Ibrahim (Senegal), 15 years old 

It's already a year and a half since he arrived in Tenerife, but he still feels ashamed to look his interlocutor in the face. Like many African boys, Ibrahim is used to lowering his gaze when an elder speaks to him, out of respect. He continues to do so, even though his educator explains to him that in Europe it's just the opposite.

He will soon go to another community. Although he doesn't have an assigned destination, he would like it to be Barcelona, to be a good cook. In Tenerife he has made good friends. "And a friend," he confesses, before the laughter and the 'oh, oh, ooooh' of the other boys at the center interrupt him. They are teenagers, hormones are bubbling. 

 

Mussa (Guinea), 14 years old 

Of all of them, he is the only one who wants to be a footballer. He trains with discipline, but they do not allow him to play. There are dozens of African children like him in the Canary Islands, who every weekend are disheartened in the stands, because FIFA considers them international signings and does not process their registrations. Soon, he will be in a center in Andalusia, but he says that, as soon as he is older, he will continue his journey to France.

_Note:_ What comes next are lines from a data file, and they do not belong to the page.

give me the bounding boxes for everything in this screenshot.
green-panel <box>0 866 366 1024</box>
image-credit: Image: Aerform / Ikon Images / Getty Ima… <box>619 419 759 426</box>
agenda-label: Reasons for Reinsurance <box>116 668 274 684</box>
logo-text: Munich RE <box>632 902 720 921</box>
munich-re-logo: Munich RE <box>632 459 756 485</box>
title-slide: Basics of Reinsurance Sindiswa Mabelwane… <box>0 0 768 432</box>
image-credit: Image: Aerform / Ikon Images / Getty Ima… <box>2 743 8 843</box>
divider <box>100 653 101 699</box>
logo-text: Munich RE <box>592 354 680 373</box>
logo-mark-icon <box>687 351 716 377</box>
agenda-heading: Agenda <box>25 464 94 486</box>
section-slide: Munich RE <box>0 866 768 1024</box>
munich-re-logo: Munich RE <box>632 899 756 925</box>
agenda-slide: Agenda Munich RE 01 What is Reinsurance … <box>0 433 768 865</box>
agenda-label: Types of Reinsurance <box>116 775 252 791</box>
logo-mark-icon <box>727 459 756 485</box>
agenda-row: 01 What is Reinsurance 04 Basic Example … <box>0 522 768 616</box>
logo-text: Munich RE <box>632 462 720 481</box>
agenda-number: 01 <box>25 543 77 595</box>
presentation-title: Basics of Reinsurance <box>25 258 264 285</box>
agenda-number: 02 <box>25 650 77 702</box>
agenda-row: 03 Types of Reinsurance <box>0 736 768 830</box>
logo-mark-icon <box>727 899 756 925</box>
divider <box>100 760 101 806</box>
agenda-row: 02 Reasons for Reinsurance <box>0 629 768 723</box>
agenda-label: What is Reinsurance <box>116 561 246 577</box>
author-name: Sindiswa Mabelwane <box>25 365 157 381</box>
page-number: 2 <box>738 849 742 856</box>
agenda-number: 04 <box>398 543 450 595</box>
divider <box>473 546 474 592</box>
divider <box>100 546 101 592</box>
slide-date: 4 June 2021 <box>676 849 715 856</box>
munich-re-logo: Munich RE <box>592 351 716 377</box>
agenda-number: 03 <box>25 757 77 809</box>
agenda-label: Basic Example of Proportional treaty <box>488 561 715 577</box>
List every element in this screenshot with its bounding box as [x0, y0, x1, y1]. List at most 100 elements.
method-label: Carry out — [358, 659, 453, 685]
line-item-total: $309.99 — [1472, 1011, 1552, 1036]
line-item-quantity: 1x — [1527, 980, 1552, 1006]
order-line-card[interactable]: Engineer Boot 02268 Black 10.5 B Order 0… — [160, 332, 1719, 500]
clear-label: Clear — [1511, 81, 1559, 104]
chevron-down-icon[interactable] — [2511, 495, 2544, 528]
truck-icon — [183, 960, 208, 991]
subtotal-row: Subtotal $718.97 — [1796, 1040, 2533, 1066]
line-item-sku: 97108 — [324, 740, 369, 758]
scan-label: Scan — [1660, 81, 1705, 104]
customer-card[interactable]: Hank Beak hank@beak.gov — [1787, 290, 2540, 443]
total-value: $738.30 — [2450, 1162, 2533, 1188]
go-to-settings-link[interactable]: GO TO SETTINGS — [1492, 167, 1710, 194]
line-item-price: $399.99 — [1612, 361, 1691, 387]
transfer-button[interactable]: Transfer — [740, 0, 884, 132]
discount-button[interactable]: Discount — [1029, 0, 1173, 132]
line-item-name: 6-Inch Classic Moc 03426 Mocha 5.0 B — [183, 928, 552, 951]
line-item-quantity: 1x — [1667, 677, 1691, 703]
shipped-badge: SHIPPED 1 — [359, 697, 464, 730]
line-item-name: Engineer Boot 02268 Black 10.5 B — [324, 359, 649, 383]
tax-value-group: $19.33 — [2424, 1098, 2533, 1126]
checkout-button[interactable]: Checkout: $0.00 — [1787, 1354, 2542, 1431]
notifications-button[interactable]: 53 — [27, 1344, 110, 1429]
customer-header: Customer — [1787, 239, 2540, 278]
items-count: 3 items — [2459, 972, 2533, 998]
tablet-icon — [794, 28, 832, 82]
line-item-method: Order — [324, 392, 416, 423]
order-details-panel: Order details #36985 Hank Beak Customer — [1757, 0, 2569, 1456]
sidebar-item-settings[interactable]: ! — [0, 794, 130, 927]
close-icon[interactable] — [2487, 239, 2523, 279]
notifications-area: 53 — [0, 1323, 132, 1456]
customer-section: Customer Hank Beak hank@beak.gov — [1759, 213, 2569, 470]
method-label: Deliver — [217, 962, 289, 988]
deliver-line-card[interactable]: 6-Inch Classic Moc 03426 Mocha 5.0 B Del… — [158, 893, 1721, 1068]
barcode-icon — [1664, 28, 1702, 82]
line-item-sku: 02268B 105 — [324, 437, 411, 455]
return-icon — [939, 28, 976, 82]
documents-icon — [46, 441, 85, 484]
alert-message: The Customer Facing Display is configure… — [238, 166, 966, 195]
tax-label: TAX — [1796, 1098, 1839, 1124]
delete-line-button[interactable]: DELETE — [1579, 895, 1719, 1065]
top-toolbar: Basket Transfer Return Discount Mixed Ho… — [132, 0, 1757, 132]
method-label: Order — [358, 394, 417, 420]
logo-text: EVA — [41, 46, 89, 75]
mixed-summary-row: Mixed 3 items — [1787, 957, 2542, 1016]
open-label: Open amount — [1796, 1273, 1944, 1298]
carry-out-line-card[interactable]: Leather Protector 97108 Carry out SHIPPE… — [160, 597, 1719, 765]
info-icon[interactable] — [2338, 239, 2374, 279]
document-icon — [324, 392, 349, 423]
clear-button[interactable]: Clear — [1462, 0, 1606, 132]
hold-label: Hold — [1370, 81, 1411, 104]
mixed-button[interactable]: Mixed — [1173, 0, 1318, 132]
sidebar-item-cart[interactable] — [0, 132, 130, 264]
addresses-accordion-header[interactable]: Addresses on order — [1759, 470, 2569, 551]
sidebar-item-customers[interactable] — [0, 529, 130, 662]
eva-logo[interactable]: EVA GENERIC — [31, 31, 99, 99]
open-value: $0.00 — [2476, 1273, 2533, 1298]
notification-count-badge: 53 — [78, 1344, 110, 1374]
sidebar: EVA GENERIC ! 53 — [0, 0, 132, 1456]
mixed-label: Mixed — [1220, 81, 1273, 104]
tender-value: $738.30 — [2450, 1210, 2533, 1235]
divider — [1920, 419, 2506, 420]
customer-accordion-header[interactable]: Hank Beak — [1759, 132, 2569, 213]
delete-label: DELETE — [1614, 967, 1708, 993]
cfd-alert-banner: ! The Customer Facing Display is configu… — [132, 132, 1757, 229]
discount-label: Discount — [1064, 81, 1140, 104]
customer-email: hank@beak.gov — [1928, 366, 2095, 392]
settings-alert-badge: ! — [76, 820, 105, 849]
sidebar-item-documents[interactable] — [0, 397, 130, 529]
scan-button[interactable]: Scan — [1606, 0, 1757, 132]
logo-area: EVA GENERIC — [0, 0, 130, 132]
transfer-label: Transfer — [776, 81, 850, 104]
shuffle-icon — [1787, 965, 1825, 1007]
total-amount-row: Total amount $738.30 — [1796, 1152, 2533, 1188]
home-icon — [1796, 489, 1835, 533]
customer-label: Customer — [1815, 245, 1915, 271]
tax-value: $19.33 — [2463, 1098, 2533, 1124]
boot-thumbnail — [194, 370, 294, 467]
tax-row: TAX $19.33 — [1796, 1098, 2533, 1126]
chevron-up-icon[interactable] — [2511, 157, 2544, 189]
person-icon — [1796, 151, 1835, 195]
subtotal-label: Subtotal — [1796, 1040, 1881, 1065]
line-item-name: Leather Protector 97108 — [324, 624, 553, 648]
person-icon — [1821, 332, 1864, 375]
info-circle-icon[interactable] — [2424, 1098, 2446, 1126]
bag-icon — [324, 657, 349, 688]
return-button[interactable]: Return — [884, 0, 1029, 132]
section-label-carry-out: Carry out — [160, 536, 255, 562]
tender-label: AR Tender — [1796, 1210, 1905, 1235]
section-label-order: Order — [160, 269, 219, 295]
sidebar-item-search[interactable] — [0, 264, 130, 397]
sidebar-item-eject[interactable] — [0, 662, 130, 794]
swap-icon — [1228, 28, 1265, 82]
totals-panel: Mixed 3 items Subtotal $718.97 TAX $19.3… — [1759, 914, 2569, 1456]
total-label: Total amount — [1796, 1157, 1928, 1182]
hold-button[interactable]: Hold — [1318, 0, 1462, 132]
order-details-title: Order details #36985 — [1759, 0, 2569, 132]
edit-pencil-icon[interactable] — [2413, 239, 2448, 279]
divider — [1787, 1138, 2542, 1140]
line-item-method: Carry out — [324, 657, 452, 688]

"My mother asks me if everything is going well. I tell them yes," he says. Also at home, they didn't know he was going to emigrate. It was in 2024. His dugout canoe took him to Tenerife. He didn't even know he had arrived at an island.

 

Mahruf (Gambia), 15 years 

In his case, it was his mother who encouraged him to seek a future in Europe, as his uncle had done before, only he arrived in Italy, via the Mediterranean. Mahruf has not heard of Libya, nor of the abuses that thousands of migrants suffer there. He only knows that his uncle advised him to find another route. His destination shortly will be a center in Castilla-La Mancha, but the cayuco took him to Tenerife in 2023.

On the journey, one of his 190 companions died. He threw himself into the sea in a delirium. Almost no child from the cayucos will admit that they were scared on the journey. Mahruf neither: "Me, no. I was only afraid to look at the sea." For seven whole days he was surrounded by nothing but an ocean.